Eu e minha única irmã, petúnia, trabalhamos. Ela conseguiu o cargo de recepcionista num salão de beleza no centro da cidade, o que segundo ela não poderia ser melhor pois "onde mais você poderia fazer suas unhas durante o trabalho e ainda receber por isso?". Já eu consegui um trabalho de meio período numa loja digital no shopping. Das 8:30 até as 14:00h eu revelo fotos. E então tenho o resto do dia para fazer absolutamente nada.

O trabalho é simples, consiste em ficar trancada numa sala escura, exceto pelas lâmpadas vermelhas e mergulhar papel fotográfico em bacias com soluções reveladoras e fixadoras. E então pendurar as fotos durante alguns minutos e pronto. Nada difícil demais. E ainda há o fato de que com tantas tecnologias, maquinas digitais e celulares com câmeras, não é como se as pessoas revelassem fotos com muita frequência, então eu sempre acabo matando tempo na parte da frente da loja, conversando com o outro funcionário, Rick.

Rick, assim como eu, tem 17 anos. Finalizamos o ensino médio na mesma escola, mas enquanto eu vou para Hogwarts estudar psicologia, ele vai simplesmente viajar pelo mundo, então é mais ou menos sobre isso que conversamos.

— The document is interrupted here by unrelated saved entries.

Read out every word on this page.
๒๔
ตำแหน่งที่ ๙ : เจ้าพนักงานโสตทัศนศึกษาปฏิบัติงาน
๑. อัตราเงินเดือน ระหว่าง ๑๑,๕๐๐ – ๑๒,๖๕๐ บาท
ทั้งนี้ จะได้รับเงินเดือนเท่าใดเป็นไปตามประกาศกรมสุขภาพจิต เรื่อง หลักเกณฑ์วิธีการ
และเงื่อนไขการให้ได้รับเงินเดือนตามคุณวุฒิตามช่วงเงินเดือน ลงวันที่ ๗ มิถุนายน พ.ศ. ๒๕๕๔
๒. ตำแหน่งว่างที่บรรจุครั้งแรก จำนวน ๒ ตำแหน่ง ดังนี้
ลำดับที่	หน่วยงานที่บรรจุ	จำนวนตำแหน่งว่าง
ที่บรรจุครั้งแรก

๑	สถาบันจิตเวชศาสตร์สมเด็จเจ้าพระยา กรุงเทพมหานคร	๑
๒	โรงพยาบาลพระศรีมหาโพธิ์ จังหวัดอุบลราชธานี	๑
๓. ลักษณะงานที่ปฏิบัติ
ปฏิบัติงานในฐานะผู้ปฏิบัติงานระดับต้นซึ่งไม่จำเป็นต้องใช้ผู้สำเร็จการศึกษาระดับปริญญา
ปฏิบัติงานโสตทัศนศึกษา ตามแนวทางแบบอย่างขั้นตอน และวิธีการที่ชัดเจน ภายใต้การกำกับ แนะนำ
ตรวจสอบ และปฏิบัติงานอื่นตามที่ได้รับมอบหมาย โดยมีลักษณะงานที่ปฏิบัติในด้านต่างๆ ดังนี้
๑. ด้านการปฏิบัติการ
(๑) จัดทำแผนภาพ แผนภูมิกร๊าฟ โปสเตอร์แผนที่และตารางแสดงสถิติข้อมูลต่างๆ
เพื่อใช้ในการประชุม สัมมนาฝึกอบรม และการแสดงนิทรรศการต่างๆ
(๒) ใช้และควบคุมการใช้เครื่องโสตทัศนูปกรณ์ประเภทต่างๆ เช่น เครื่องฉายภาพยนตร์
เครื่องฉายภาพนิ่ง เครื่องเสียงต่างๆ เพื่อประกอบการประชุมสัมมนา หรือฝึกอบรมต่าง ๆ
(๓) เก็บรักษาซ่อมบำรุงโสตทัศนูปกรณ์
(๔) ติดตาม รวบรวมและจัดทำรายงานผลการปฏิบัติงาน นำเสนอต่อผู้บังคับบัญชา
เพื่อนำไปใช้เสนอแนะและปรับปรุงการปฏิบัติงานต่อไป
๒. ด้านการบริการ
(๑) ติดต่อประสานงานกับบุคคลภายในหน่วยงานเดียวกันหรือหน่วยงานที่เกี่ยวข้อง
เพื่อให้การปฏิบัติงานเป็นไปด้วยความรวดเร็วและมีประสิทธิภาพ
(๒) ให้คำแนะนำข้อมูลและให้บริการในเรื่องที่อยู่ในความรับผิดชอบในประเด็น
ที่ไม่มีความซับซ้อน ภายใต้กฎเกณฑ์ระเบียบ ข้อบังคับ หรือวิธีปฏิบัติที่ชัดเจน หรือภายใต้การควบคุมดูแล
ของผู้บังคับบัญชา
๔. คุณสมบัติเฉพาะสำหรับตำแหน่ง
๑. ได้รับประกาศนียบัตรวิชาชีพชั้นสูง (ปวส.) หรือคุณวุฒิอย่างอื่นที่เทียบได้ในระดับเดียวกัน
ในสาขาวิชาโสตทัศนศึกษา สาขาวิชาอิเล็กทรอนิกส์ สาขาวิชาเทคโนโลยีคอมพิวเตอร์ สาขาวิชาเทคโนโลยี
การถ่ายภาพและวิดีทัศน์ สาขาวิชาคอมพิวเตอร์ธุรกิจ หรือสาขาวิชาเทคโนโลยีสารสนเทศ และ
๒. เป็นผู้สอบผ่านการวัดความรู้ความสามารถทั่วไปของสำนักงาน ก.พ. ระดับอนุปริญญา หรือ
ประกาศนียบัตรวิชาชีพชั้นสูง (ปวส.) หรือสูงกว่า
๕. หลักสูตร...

Cidades, pontos turísticos, paraísos escondidos sob pedras.

- Lilian? O café está na mesa! – ouvi mamãe chamando da cozinha. Com os cabelos molhados do banho e vestida com jeans escuros e uma camiseta amarela, segui para lá.

- Fiz suco de morango pra você, e coma um pouco de torrada, elas estão quentinhas. Acabei de tirar do forno.

- Eu não estou realmente com fome mãe – falei.

- Tome pelo menos o suco então. Vou terminar de me arrumar e então te levo para a Digipix.

- Ok.


A manhã já estava quente, o sol brilhava acima de nos enquanto minha mãe dirigia em direção ao shopping onde a Digipix ficava. As janelas estavam abertas e no rádio uma musica do The Kooks começou a tocar...

- Do you want to go to the seaside? – minha mãe cantou.

- I'm not trying to say that everybody wants to go… - continuei, e então, infelizmente, antes mesmo da música chegar ao refrão o carro parou.

- Sinto muito mocinha, hora de trabalhar! – Falou ela – Você quer que eu passe pra te pegar essa tarde? Vou estar aqui por perto.

- Não mãe, acho que vou até o parque um pouco...

- Tudo bem querida, te vejo a noite então

Quando cheguei na loja, cumprimentei Rick e fui direto para os fundos. Normalmente os clientes vinham ao shopping à noite, e então o trabalho de revelar as fotos ficava todo para a parte da manhã.

Comecei revelando as fotos do Sr. Smith, um velhinho que vinha toda semana, às segundas feiras, para revelar as poucas fotos que tirava dos netos. Muitas delas eram lindas, mas ainda havia aquelas onde ele acabava fotografando o próprio dedo por esquecer de tira-lo da lente.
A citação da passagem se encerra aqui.